Expert-Free Online Transfer Learning in Multi-Agent Reinforcement Learning

Transfer learning in Reinforcement Learning (RL) has been widely studied to overcome training issues of Deep-RL, i.e., exploration cost, data availability and convergence time, by introducing a way to enhance training phase with external knowledge. Generally, knowledge is transferred from expert-agents to novices. While this fixes the issue for a novice agent, a good understanding of the task on expert agent is required for such transfer to be effective. As an alternative, in this paper we propose Expert-Free Online Transfer Learning (EF-OnTL), an algorithm that enables expert-free real-time dynamic transfer learning in multi-agent system. No dedicated expert exists, and transfer source agent and knowledge to be transferred are dynamically selected at each transfer step based on agents' performance and uncertainty. To improve uncertainty estimation, we also propose State Action Reward Next-State Random Network Distillation (sars-RND), an extension of RND that estimates uncertainty from RL agent-environment interaction. We demonstrate EF-OnTL effectiveness against a no-transfer scenario and advice-based baselines, with and without expert agents, in three benchmark tasks: Cart-Pole, a grid-based Multi-Team Predator-Prey (mt-pp) and Half Field Offense (HFO). Our results show that EF-OnTL achieve overall comparable performance when compared against advice-based baselines while not requiring any external input nor threshold tuning.
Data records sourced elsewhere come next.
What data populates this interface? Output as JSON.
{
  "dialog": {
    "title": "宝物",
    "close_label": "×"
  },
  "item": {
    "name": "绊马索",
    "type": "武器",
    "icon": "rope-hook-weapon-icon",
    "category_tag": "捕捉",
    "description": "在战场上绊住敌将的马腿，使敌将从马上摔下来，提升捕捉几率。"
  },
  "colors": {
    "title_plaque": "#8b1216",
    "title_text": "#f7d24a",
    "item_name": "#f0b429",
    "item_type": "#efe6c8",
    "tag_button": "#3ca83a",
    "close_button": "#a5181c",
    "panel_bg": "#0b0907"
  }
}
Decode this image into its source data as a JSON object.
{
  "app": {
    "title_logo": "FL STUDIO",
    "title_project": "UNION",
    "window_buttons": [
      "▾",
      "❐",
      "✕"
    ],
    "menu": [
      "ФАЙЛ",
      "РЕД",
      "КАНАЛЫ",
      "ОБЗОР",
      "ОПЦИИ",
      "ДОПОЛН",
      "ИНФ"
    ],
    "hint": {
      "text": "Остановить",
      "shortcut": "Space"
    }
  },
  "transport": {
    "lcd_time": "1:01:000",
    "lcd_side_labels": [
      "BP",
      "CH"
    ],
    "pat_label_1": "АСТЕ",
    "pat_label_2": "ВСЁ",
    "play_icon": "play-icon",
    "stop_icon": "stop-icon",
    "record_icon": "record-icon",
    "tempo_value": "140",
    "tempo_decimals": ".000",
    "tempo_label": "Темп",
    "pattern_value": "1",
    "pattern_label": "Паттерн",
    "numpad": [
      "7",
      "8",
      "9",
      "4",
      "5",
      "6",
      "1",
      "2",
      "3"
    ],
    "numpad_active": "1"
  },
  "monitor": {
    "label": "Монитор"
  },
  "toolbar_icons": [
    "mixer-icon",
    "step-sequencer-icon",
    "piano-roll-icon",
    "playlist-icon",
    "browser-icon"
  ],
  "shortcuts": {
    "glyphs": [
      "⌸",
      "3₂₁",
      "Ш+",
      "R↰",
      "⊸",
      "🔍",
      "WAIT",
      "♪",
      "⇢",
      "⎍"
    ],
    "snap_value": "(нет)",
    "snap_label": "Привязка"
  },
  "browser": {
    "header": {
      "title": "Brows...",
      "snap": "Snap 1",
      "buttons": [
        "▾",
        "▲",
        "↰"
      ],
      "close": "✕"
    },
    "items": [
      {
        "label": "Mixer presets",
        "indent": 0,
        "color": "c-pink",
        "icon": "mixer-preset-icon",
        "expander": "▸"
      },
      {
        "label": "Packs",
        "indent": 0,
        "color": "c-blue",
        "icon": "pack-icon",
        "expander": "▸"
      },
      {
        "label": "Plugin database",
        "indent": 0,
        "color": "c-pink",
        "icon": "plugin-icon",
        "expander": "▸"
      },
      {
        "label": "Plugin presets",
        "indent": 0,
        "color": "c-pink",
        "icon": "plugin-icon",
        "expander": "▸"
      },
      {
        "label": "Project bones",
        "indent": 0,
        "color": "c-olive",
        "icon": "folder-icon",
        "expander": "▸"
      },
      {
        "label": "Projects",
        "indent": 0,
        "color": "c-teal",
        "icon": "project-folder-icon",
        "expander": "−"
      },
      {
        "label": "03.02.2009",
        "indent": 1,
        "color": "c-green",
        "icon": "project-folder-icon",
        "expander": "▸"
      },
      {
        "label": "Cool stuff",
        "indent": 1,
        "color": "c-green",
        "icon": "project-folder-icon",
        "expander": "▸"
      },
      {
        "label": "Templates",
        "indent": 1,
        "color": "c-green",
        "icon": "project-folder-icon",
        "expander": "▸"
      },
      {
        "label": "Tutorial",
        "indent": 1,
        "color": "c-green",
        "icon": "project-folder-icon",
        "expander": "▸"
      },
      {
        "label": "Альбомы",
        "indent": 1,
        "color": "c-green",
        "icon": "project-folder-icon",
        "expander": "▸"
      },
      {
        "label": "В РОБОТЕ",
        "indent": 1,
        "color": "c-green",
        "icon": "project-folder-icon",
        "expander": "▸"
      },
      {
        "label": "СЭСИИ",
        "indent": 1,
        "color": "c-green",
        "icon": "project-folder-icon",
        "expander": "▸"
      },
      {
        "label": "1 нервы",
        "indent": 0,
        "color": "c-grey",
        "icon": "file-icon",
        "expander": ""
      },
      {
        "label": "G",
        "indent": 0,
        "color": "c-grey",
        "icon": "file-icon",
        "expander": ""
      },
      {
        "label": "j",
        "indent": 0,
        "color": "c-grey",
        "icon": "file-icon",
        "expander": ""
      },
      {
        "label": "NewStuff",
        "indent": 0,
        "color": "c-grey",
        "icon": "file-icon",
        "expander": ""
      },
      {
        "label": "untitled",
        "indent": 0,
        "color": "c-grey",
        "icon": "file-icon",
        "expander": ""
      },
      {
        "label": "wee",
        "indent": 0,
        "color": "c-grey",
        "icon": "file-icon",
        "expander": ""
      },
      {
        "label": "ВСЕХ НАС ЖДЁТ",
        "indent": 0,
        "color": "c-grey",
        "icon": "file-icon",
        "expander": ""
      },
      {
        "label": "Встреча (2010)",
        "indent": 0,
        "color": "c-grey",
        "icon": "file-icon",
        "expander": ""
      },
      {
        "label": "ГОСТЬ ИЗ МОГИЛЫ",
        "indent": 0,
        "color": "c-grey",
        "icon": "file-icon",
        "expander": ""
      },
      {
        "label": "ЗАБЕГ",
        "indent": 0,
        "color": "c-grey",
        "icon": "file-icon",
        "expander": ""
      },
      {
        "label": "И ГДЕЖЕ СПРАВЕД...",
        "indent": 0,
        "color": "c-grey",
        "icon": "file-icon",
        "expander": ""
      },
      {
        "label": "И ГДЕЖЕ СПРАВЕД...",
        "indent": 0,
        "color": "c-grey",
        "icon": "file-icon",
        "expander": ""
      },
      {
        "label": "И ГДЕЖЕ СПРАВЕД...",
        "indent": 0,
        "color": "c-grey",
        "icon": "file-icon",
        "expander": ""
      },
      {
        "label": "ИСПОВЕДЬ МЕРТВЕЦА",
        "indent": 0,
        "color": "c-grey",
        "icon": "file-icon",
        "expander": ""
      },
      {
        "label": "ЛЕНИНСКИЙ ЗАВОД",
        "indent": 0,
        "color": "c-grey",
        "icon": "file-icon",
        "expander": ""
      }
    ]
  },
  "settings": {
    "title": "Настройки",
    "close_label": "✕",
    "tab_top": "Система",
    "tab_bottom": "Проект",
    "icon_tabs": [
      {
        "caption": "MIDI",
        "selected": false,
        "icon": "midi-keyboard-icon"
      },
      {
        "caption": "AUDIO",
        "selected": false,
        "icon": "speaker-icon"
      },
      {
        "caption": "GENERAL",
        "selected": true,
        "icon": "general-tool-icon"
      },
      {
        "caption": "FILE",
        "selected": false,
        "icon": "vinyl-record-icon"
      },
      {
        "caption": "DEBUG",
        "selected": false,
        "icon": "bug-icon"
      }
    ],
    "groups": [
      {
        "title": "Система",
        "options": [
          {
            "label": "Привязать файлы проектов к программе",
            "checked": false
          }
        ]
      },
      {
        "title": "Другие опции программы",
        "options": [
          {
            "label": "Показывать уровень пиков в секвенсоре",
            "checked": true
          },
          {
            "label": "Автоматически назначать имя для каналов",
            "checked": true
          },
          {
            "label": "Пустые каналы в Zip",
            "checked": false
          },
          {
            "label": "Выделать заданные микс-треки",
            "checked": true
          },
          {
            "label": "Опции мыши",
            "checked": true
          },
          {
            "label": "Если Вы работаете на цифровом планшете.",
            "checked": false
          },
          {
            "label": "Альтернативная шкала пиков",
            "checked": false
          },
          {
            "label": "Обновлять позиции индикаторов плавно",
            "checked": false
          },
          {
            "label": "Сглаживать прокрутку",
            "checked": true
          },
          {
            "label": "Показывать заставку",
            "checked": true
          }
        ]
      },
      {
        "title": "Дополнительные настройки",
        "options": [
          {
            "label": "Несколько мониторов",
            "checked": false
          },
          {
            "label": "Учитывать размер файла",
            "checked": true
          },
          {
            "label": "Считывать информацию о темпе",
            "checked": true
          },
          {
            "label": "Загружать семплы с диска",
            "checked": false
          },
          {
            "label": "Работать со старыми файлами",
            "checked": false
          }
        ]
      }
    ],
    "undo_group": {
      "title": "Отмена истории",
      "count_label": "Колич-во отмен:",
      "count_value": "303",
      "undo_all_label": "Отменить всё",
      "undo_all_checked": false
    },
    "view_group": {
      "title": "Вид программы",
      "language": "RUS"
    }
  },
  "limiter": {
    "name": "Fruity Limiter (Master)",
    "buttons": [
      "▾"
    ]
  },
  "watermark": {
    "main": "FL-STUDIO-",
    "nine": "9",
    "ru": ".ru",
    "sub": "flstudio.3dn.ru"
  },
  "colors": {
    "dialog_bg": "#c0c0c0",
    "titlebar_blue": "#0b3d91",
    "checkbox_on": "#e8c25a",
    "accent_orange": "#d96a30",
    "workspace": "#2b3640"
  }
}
EF-OnTL outperforms no-transfer with an improvement related to the complexity of the task addressed.

翻译：强化学习中的迁移学习已被广泛研究，通过引入外部知识增强训练阶段，以克服深度强化学习中的训练问题，例如探索成本、数据可用性和收敛时间。通常，知识从专家智能体迁移到新手智能体。虽然这解决了新手智能体的问题，但为了使这种迁移有效，需要对专家智能体上的任务有良好的理解。作为替代方案，本文提出了无专家在线迁移学习（EF-OnTL），一种能够在多智能体系统中实现无专家实时动态迁移学习的算法。算法中不存在专门的专家，迁移源智能体和待迁移的知识在每个迁移步骤中根据智能体的性能和不确定性动态选择。为了改进不确定性估计，我们还提出了状态-动作-奖励-下一状态随机网络蒸馏（sars-RND），这是RND的扩展，可从强化学习智能体-环境交互中估计不确定性。我们在三个基准任务中验证了EF-OnTL相对于无迁移场景和基于建议的基线（无论是否存在专家智能体）的有效性：Cart-Pole、基于网格的多团队捕食-猎物（mt-pp）以及半场进攻（HFO）。结果表明，EF-OnTL在与基于建议的基线相比时实现了整体可比性能，同时无需任何外部输入或阈值调整。EF-OnTL优于无迁移，其改进程度与所处理任务的复杂性相关。